In some of our (web based - java) application programs we have a need to run a query that has an extensive number of OR predicates similar to below. If the number of OR predicates exceeds some amount, the query becomes too big for the RWTSA, which we have set to the maximum size (approx 60K). Since the query is constructed 'on the fly' in the program and it's size depends on other query results, the number of OR predicates is not known in advance. The applications programmer solution was to limit the number of ORs to some number (around 50, I believe) and if there were more than this number, add the rest using an IN predicate.
The selection predicates are usually indexed, so the rows are returned quickly if the IN predicate is not needed. However, if it is needed, the process (appears to) use data scanning and possibly a full table traversal. Since some of these tables are large, the execution time gets very elongated or we get 91(106) CBSIO exceeded errors.
My question is: Is there an alternative way of coding the query that is both efficient and not dependent on a max number of predicates?

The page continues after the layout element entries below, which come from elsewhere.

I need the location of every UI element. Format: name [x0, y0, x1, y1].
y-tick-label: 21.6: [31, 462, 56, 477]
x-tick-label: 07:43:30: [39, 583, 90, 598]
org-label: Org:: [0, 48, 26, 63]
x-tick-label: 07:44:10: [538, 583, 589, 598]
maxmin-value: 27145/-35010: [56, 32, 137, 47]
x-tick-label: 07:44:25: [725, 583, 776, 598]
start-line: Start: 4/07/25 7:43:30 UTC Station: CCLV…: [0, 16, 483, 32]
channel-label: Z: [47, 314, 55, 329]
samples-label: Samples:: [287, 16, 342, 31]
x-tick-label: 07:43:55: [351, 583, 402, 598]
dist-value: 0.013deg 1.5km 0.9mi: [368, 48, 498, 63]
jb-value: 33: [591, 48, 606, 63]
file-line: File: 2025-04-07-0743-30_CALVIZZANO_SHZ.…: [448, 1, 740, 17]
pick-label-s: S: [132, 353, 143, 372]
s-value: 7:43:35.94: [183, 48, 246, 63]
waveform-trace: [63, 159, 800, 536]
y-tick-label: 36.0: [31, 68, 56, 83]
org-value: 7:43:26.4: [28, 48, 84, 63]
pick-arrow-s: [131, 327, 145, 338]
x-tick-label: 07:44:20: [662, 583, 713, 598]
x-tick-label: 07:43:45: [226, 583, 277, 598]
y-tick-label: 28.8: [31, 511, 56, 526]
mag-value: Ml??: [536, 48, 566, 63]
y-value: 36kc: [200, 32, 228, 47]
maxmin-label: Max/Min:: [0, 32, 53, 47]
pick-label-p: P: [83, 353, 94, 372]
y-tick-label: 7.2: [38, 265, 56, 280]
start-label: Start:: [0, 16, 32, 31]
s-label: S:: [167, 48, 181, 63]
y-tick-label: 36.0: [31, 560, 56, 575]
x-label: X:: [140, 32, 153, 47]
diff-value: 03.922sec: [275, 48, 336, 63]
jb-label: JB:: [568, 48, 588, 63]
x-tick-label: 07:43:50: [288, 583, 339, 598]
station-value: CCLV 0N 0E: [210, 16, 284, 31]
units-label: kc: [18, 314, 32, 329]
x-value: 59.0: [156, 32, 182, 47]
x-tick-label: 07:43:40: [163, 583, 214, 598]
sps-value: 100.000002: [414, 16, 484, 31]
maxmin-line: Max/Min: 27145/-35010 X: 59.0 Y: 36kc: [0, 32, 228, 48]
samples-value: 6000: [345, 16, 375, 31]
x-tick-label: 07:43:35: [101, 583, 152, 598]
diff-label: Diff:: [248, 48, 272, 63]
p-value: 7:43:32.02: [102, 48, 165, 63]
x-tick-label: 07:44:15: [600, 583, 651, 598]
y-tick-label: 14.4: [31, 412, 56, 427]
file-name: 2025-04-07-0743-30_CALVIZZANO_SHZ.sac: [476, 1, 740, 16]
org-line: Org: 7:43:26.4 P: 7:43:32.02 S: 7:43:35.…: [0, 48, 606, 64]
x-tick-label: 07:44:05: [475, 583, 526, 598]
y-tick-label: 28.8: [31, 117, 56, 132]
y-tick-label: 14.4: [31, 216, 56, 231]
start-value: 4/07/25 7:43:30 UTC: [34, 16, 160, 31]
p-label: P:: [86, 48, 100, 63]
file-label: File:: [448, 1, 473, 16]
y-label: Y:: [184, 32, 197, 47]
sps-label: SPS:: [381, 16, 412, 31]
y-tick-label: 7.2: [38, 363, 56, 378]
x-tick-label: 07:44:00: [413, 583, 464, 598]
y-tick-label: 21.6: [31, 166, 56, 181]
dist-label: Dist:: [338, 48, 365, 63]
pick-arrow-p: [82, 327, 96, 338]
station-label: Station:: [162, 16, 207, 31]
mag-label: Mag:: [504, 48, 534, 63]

SELECT FIELD1, FIELD2, FIELD3
FROM TAB1 WHERE KEY-FIELD1 = 'XXX'
AND KEY-FIELD2 = 'YYY'
AND (KEY-FIELD3 = 'A'
OR KEY-FIELD3 = 'B'
OR KEY-FIELD3 = 'C'
OR KEY-FIELD3 = 'X'
OR KEY-FIELD3 = 'Y'
OR KEY-FIELD3 = 'Z') ;
How to get ORed predicates to restrict index scan range when there are more than will fit in the RQA. When there are too many, the predicates aren’t passed to CBS. So if they were restricting an index, now the whole table must be scanned.
CA Datacom/SQL, DBSRVR (Web base - Java)
Here’s the best solution to this, which might help other customers:
When a query has many ORed predicates ANDed with several other predicates, the Request Qualification Area (RQA) that is passed to the Compoun Boolean Selection Facility (CBS) becomes large because every ANDed predicate is duplicated for each OR predicate. This is necessary to provide independent paths for selecting the best index to use.
If the size is higher than the RQA limit, then the predicates are not passed to CBS. If the predicates can restrict the traversal index scan range (into a range for each OR value), that is much more efficient than scanning the entire table.
You can create smaller RQAs within the size limit, by dividing the ORs into multiple subselects using UNION ALL. The RQA for each subselect will be smaller, and the UNION ALL doesn't cause a sort to eliminate possible duplicate rows, as using just UNION does. Sorting the ORed values might eliminate the need for an ORDER BY sort.
SELECT * FROM T1 WHERE A = 1 AND B = 2 AND (C = 1 OR C = 2 OR … C = 98 OR C = 99);
SELECT * FROM T1 WHERE A = 1 AND B = 2 AND (C = 1 OR C = 2 OR … C = 49 OR C = 50)
SELECT * FROM T1 WHERE A = 1 AND B = 2 AND (C = 51 OR C = 52 OR … C = 98 OR C = 99);